Gesucht: Informationen über mineralische Abdichtungen mit Verdichtung auf dem trocken Ast der Proctorkurve. Auf welcher Deponie und wieviel m² . Siehe auch: mineralische Abdichtungen
e-mail bitte an: info@deponie-stief.de (Stand 21.07.2004)
Unbestritten ist, daß tonmineralsiche Abdichtungsschichten unter bestimmten Bedingen austrocknen können und durch die entstehenden Trockenrisse als Abdichtungsschichten unwirksam werden können. Unter welchen Bedingungen das vorkommen kann wird auf Tagungen und in Veröffentlichungen diskutiert.
Hier wird auf ausgewählte Informationen zum Thema hingewiesen.
Begonnen hat die "Austrocknungsdiskussion" im Zusammenhang mit der Ablehnung der Kombinationsabdichtung. Deshalb wurden im BMFT - Verbundforschungsvorhaben "Deponieabdichtung" Forschungsvorhaben durchgeführt. Damals ging es aber vorrangig um Basisabdichtungssysteme. Heute wird vorrangig die Eignung von tonmineralischen Abdichtungsschichten in Oberflächenabdichtungssystemen in Frage gestellt. In zahlreichen Veröffentlichungen wird über negative Erfahrungen berichtet.
Interessant ist sicher auch die Diskussion, die sich zu meiner Meinung "Tonmineralische Abdichtungen für Oberflächenabdichtungen von Deponien und Altlasten ungeeignet!!?" erbeben hat. Mehr ....
In die Diskussion geriet die Kombinationsabdichtung als Basisabdichtung wegen der Austrocknungsgefährdung (Rißbildung infolge Feuchtigkeitsverlust der mineralischen Abdichtungsschicht). Das Austrocknungsverhalten von mineralischen Abdichtungsschichten in Kombinationsdichtungen an der Basis von Deponien mit Wärmeentwicklung im Deponiekörper (z.B. Hausmülldeponien) wurde im Rahmen des Verbundforschungsvorhabens "Weiterentwicklung von Deponieabdichtungssystemen" untersucht. (Gefördert vom bmb+f/PT AWAS, Projektleiter BAM, Dr. H. August, Dr. U. Holzlöhner.)
Dr. Petra Döll entwickelte im Rahmen eines Teilvorhabens das Modell SUMMIT, mit dem die temperaturabhängige Entwicklung der Wasserspannungen im Deponieuntergrund berechnet werden kann, woraus auf die Austrocknungsgefährdung geschlossen werden kann.

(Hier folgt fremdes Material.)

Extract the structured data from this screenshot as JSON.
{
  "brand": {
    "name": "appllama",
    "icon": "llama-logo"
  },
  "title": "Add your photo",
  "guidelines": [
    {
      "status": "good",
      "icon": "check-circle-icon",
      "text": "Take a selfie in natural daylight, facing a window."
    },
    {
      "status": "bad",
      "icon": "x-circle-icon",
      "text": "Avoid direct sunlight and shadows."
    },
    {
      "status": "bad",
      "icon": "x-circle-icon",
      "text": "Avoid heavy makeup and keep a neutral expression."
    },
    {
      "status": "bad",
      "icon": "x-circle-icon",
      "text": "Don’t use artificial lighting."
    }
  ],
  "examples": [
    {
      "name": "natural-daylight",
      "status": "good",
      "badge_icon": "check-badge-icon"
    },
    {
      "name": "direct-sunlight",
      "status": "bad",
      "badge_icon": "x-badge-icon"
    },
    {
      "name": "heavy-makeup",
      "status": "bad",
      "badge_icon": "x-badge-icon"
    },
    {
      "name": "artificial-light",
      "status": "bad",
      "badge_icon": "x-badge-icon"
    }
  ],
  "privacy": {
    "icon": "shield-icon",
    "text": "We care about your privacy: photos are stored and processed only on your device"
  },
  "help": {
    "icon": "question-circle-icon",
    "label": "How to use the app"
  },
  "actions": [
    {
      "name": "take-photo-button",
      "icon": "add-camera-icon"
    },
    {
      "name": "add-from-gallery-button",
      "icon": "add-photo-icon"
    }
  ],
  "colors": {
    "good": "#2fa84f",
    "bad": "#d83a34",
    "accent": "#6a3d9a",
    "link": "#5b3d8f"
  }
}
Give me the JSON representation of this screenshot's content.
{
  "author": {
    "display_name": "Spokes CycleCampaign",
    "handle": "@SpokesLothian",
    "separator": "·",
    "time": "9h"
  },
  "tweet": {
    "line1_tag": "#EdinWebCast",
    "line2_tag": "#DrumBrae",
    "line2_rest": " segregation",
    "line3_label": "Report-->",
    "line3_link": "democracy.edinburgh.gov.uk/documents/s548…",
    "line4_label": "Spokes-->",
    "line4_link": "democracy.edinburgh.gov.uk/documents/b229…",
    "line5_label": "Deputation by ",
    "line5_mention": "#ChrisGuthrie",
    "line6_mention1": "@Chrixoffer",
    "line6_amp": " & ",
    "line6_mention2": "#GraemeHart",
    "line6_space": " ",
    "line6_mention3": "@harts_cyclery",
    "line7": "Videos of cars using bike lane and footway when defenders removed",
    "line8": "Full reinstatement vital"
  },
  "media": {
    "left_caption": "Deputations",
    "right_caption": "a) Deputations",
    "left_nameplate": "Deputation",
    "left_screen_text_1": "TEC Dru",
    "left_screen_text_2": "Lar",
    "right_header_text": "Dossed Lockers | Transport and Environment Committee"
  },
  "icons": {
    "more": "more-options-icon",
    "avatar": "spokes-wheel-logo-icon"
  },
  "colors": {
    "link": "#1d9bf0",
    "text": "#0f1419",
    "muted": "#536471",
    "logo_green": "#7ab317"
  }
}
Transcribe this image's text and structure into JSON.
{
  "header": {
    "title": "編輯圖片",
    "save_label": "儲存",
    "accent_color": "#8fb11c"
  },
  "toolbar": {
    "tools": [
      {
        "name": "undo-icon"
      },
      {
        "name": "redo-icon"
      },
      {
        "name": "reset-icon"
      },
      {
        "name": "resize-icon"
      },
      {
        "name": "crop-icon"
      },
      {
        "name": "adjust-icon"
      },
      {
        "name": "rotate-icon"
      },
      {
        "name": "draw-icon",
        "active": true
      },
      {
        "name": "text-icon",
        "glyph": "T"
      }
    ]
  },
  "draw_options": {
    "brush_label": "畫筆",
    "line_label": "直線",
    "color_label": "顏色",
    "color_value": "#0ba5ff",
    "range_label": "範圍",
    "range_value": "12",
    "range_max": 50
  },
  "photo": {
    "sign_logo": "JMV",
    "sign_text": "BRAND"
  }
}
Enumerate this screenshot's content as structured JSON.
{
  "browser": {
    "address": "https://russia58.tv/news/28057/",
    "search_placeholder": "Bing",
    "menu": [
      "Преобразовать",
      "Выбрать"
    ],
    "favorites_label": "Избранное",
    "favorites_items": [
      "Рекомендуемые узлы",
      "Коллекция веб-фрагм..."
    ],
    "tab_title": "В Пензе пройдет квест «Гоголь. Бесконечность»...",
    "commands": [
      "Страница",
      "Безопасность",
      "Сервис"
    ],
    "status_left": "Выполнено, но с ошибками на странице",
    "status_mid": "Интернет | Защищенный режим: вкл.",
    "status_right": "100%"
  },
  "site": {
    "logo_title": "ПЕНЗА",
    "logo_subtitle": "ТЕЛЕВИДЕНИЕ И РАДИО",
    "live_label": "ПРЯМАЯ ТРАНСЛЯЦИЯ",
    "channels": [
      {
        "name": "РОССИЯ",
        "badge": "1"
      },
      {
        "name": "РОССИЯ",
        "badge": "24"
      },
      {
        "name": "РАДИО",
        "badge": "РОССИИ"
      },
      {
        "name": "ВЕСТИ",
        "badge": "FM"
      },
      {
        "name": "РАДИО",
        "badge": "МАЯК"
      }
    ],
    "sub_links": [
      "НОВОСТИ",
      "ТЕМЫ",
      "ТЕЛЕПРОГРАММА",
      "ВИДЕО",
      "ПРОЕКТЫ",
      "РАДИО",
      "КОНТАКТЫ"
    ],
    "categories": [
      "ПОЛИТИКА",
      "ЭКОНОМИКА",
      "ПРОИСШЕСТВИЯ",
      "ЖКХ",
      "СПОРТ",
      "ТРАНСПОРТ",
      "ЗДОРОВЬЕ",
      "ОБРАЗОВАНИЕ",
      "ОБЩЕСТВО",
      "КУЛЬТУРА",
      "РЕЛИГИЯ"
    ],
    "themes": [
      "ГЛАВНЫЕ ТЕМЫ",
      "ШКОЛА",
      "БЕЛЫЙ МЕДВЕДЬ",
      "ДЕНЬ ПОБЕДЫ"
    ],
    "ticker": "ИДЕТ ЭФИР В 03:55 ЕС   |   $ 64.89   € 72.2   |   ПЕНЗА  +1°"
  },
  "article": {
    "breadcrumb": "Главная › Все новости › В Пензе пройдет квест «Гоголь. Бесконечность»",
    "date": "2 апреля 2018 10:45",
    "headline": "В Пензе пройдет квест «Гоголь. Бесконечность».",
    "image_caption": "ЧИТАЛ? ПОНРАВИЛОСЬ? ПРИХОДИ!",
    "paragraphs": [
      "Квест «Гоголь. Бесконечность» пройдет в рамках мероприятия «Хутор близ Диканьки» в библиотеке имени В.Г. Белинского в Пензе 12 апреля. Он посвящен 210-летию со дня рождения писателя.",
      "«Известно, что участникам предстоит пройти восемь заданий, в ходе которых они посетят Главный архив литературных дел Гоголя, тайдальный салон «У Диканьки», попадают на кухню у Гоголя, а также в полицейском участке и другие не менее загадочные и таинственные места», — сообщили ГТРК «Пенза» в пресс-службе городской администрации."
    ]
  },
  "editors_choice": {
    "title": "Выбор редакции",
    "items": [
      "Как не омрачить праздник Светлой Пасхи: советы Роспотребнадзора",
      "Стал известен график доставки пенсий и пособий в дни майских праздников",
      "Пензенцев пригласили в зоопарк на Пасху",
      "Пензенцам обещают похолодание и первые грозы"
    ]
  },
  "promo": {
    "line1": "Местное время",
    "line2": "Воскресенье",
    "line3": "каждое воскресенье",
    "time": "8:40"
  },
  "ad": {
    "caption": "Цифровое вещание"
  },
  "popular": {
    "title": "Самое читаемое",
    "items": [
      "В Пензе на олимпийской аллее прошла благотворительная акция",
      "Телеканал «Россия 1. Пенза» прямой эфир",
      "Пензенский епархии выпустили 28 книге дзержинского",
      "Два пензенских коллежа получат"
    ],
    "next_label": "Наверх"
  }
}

SUMMIT wurde entwickelt von Frau
Prof. Dr. rer. nat. Petra Döll
(Dr. Petra Döll ist seit dem 1. Oktober 2003 Professorin an der Universität Frankfurt / Main)
Döll schreibt :
Austrocknung und Rißbildung in Deponiebasisabdichtungen
Nach TA Abfall und TA Siedlungsabfall werden Sondermülldeponien und Hausmülldeponien der Deponieklasse II an ihrer Basis mit Kombinationsdichtungen versehen. Untersuchungen haben jedoch ergeben, daß die mineralische Dichtschicht unter der Kunststoffbahn austrocknen kann, wenn die Temperatur an der Oberkante der Dichtschicht aufgrund von Wärmeentwicklung im Müllkörper höher ist als die Temperatur des Grundwassers. Trocknet die mineralische Dichtschicht aus, können sich in ihr Risse bilden, die die Barrierewirkung der Deponiebasisabdichtung erheblich beeinträchtigen.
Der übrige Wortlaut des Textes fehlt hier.